Das Schlimmste?

Frühjahr 2008

 

Wir gehen den Flur entlang. Es riecht so, wie es in Krankenhäusern immer riecht, und auch das Licht ist so, wie es in Krankenhäusern immer ist. Im Stationszimmer richtet die Schwester die Medikamente für den Abend.

Mein Vater hat den grauen Bademantel an, den ich ihm vor kurzem geschenkt habe, die Farbe passt so gut zu seinen weißen Haaren. Ich habe meinen Vater untergefasst. Wir gehen sehr langsam. Ich fühle, wie klein und zerbrechlich er geworden ist.

Es ist sein zweiter Krankenhausaufenthalt in diesem Jahr, denn das Herz lässt ihn mit seinen nun mehr als 90 Jahren öfters im Stich. Genauso wie der Kopf und der Geist. Meinem Vater geht das eigene Leben immer mehr verloren. Ich ahne, dass ich nur noch wenig Zeit haben werde, um über das zu sprechen, was mich so bewegt. Ich befinde mich aber in einem Dilemma. Ich möchte ihm jetzt endlich ganz nahe kommen, möchte mehr von ihm wissen, damit ich ihn besser verstehen kann und mir dieses Verständnis hilft, wenn er einmal nicht mehr da ist. Aber ich will ihn auf keinen Fall mit meinen Fragen quälen, jetzt, wo er so schwach und müde geworden ist.

»Was war die schlimmste Situation in deinem Leben?«

Und dann ist die Frage doch plötzlich da.
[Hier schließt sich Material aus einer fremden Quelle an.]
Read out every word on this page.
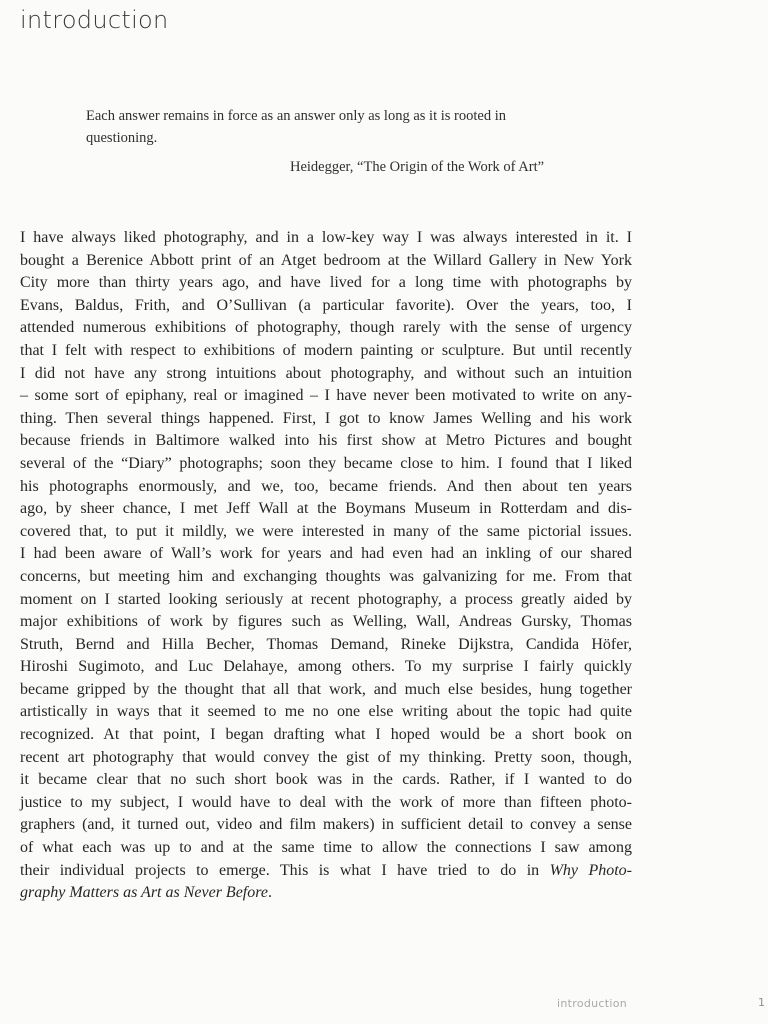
introduction

Each answer remains in force as an answer only as long as it is rooted in questioning.

Heidegger, “The Origin of the Work of Art”

I have always liked photography, and in a low-key way I was always interested in it. I
bought a Berenice Abbott print of an Atget bedroom at the Willard Gallery in New York
City more than thirty years ago, and have lived for a long time with photographs by
Evans, Baldus, Frith, and O’Sullivan (a particular favorite). Over the years, too, I
attended numerous exhibitions of photography, though rarely with the sense of urgency
that I felt with respect to exhibitions of modern painting or sculpture. But until recently
I did not have any strong intuitions about photography, and without such an intuition
– some sort of epiphany, real or imagined – I have never been motivated to write on any-
thing. Then several things happened. First, I got to know James Welling and his work
because friends in Baltimore walked into his first show at Metro Pictures and bought
several of the “Diary” photographs; soon they became close to him. I found that I liked
his photographs enormously, and we, too, became friends. And then about ten years
ago, by sheer chance, I met Jeff Wall at the Boymans Museum in Rotterdam and dis-
covered that, to put it mildly, we were interested in many of the same pictorial issues.
I had been aware of Wall’s work for years and had even had an inkling of our shared
concerns, but meeting him and exchanging thoughts was galvanizing for me. From that
moment on I started looking seriously at recent photography, a process greatly aided by
major exhibitions of work by figures such as Welling, Wall, Andreas Gursky, Thomas
Struth, Bernd and Hilla Becher, Thomas Demand, Rineke Dijkstra, Candida Höfer,
Hiroshi Sugimoto, and Luc Delahaye, among others. To my surprise I fairly quickly
became gripped by the thought that all that work, and much else besides, hung together
artistically in ways that it seemed to me no one else writing about the topic had quite
recognized. At that point, I began drafting what I hoped would be a short book on
recent art photography that would convey the gist of my thinking. Pretty soon, though,
it became clear that no such short book was in the cards. Rather, if I wanted to do
justice to my subject, I would have to deal with the work of more than fifteen photo-
graphers (and, it turned out, video and film makers) in sufficient detail to convey a sense
of what each was up to and at the same time to allow the connections I saw among
their individual projects to emerge. This is what I have tried to do in Why Photo-
graphy Matters as Art as Never Before.
introduction	1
Sie ist so journalistisch, so abgenutzt, so – ach, ich ärgere mich über mich selbst. Mein Vater aber zögert keine Sekunde mit seiner Antwort. Es kommt mir fast so vor, als ob er genau auf diese Frage gewartet hätte.

»Ja, das war wohl, als ich von der Universität runter musste.«

Ich stutze und denke im selben Moment, dass er etwas verwechselt, wegen seiner Demenz, die sich in den letzten Monaten immer mehr gezeigt hat. Den Tennisverein hat er verlassen müssen, das hat meine Mutter mir erzählt, aber die Universität? Das kann eigentlich nicht sein. Wie und wo hätte er sonst promovieren können? Gewiss sind ihm die Erinnerungen seines langen Lebens durcheinandergeraten. Er wird etwas verwechselt haben. Vielleicht hatte er auch etwas ganz anderes sagen wollen. Ich will ihn nicht in Verlegenheit bringen, meinen armen alten Vater, frage also nicht nach und nehme seinen Arm nur umso fester.

 

Zwei Jahre nach seinem Tod fällt mir jener Augenblick im Krankenhaus wieder ein, als ich einen Brief finde, den mein Vater 1945 nach dem Krieg an die alliierten Behörden geschrieben hat:

 

Seit 1933 hatte ich viele Demütigungen zu erdulden, z.B. musste ich eine Zeitlang mein Studium aufgeben, bekam viele Schwierigkeiten anlässlich meiner Prüfungen als Dr. jur. und Dipl. Betriebswirt, durfte kein Mitglied von studentischen, beruflichen oder sportlichen Vereinigungen sein.

 

Dass ihm in Heidelberg einer der Professoren in SS-Uniform gegenübergesessen hat und ihn fertigmachen wollte, weiß ich von meiner Mutter. Das war im Prüfungsgespräch zum Abschluss seiner Promotion. Aber wann hat mein Vater sein Studium unterbrochen? Ich finde dafür in seinen Studienbüchern keinen Anhaltspunkt.